Introduction to Work and Work Energy Theorem | Physics Class 11 - NEET PDF Download

Work happens when a force moves an object over a distance. Imagine pushing a heavy box across the room – if you move it, you're doing work. But if you push against a wall and it doesn't move, no work is done. So, work is only done when there's both force and motion in the direction of that force.

We shall, in this document, understand how the scientific meaning of work is far different from the physiological pictures that come to our mind when we hear this word. 

What is Work in Physics?

Consider the scenario of a person holding a weight at a height 'h' above the floor, as depicted in the figure.

In everyday language, we might say that the person is doing work, but according to our scientific definition, no work is performed by a force acting on an object at rest, possibly because the force applied by the person was not sufficient enough to produce any movement in the weight he was holding. 

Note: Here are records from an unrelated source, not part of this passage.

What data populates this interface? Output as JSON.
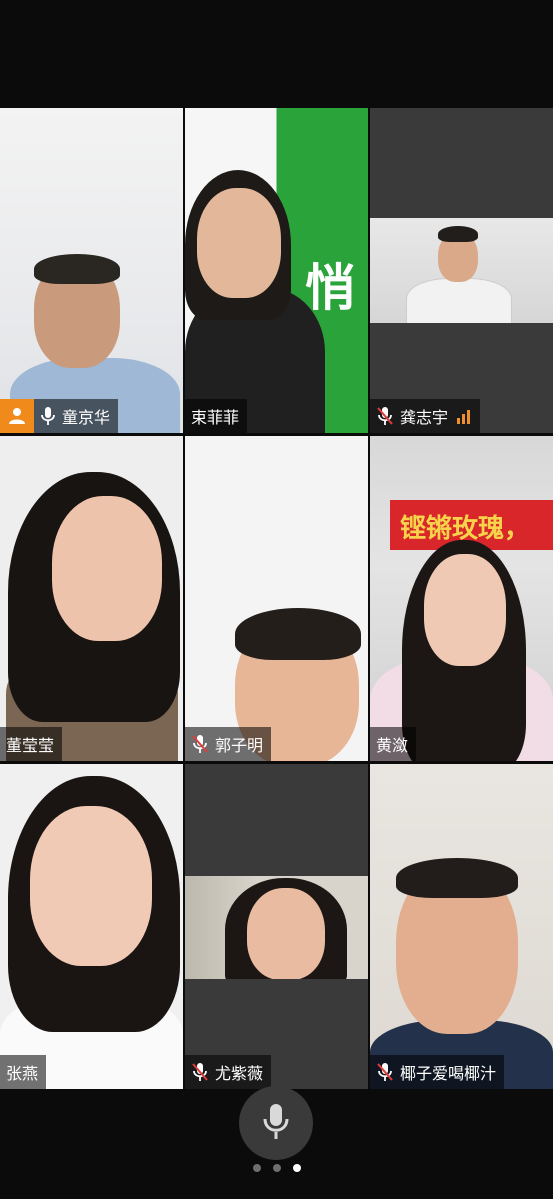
{
  "participants": [
    {
      "name": "童京华",
      "mic": "on",
      "host": true
    },
    {
      "name": "束菲菲",
      "mic": "none"
    },
    {
      "name": "龚志宇",
      "mic": "off",
      "signal": true
    },
    {
      "name": "董莹莹",
      "mic": "none"
    },
    {
      "name": "郭子明",
      "mic": "off"
    },
    {
      "name": "黄潋",
      "mic": "none"
    },
    {
      "name": "张燕",
      "mic": "none"
    },
    {
      "name": "尤紫薇",
      "mic": "off"
    },
    {
      "name": "椰子爱喝椰汁",
      "mic": "off"
    }
  ],
  "backgrounds": {
    "tile3_banner": "铿锵玫瑰，",
    "tile2_sign": "悄"
  },
  "colors": {
    "host_badge": "#f08a1a",
    "muted_icon": "#ffffff",
    "signal": "#f0902a",
    "banner_red": "#d8262a"
  },
  "controls": {
    "mic_icon": "microphone-icon",
    "pager": {
      "total": 3,
      "active": 3
    }
  }
}
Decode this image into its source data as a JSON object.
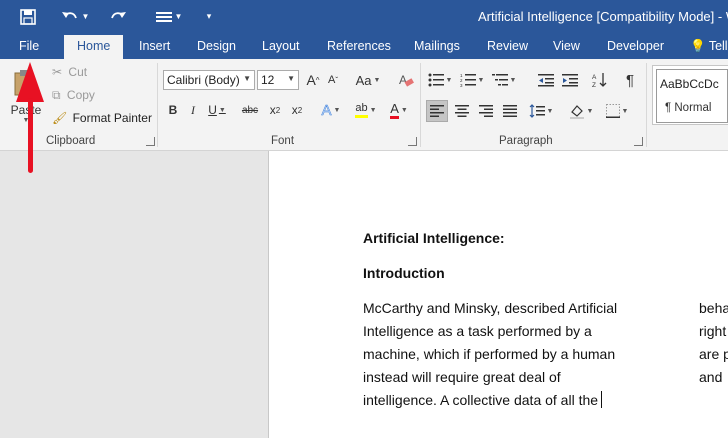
{
  "titlebar": {
    "title": "Artificial Intelligence [Compatibility Mode] - W",
    "icons": [
      "save-icon",
      "undo-icon",
      "redo-icon",
      "touch-mode-icon",
      "customize-qat-icon"
    ]
  },
  "tabs": {
    "file": "File",
    "home": "Home",
    "insert": "Insert",
    "design": "Design",
    "layout": "Layout",
    "references": "References",
    "mailings": "Mailings",
    "review": "Review",
    "view": "View",
    "developer": "Developer",
    "tell": "Tell"
  },
  "clipboard": {
    "paste": "Paste",
    "cut": "Cut",
    "copy": "Copy",
    "format_painter": "Format Painter",
    "label": "Clipboard"
  },
  "font": {
    "family": "Calibri (Body)",
    "size": "12",
    "label": "Font",
    "grow": "A",
    "shrink": "A",
    "change_case": "Aa",
    "bold": "B",
    "italic": "I",
    "underline": "U",
    "strike": "abc",
    "subscript": "x",
    "superscript": "x",
    "text_effects": "A",
    "highlight": "ab",
    "font_color": "A"
  },
  "paragraph": {
    "label": "Paragraph",
    "show_marks": "¶"
  },
  "styles": {
    "preview": "AaBbCcDc",
    "normal": "¶ Normal"
  },
  "document": {
    "heading1": "Artificial Intelligence:",
    "heading2": "Introduction",
    "col1": [
      "McCarthy and Minsky, described Artificial",
      "Intelligence as a task performed by a",
      "machine, which if performed by a human",
      "instead will require great deal of",
      "intelligence. A collective data of all the"
    ],
    "col2": [
      "beha",
      "right",
      "are p",
      "and"
    ]
  },
  "colors": {
    "accent": "#2b579a",
    "arrow": "#e81123",
    "highlight": "#ffff00",
    "font_color": "#e81123"
  }
}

• In physics, a force is said to work only when it acts on a body, and if there is a consequential displacement of the point of application in the direction of the force.
• There are mainly three methods of finding work done by a force:
  (i) Work done by a constant force.
  (ii) Work done by a variable force.

Work Done by a Constant Force 

Say if a constant force F displaces a body through displacement s then the work done, W, is given by W =Fdcosθ =F.d, where d is the magnitude of displacement and θ is the angle between force and displacement. The SI unit of work is Joule or Newton-metre.

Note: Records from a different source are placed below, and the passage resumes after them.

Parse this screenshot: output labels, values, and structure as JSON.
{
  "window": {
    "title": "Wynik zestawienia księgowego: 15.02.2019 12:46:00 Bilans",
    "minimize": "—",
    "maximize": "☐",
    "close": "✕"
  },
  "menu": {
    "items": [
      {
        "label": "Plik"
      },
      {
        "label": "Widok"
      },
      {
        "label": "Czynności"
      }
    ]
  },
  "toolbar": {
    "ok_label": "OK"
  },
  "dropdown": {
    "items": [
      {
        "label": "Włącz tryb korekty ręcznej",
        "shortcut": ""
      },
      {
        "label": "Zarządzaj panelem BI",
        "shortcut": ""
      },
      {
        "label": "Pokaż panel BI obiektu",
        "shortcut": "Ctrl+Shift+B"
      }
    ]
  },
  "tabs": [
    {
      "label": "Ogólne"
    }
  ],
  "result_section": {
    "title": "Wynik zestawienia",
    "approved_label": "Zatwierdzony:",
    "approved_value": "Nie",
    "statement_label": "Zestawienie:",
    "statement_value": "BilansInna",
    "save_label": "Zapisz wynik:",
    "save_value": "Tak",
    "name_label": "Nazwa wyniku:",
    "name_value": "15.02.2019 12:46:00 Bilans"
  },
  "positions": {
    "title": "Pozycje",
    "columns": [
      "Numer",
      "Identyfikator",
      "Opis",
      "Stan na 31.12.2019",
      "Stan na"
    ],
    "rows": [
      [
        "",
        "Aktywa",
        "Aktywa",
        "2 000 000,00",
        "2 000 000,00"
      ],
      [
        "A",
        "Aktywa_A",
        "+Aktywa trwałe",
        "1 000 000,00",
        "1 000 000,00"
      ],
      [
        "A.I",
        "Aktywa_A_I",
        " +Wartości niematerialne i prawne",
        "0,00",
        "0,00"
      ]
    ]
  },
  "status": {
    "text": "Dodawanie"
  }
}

• In the image above, the force F has been broken into rectangular components: Fsinθ and Fcosθ. The component, Fsinθ does not work as the body does not move up or down. All the work is done by the component, Fcosθ. 
• Hence, work done by a force is the product of a component of force in the direction of displacement and magnitude of displacement. 
• The component of force perpendicular to the object's displacement does zero work. 

Unit of Work

In the S.I. system, the unit of work done is Joule.  Another name for joule is newton-meter.

In the CGS system, the unit of work is erg.

One erg of work is said to be done when a force of one dyne displaces a body through one centimeter in its direction.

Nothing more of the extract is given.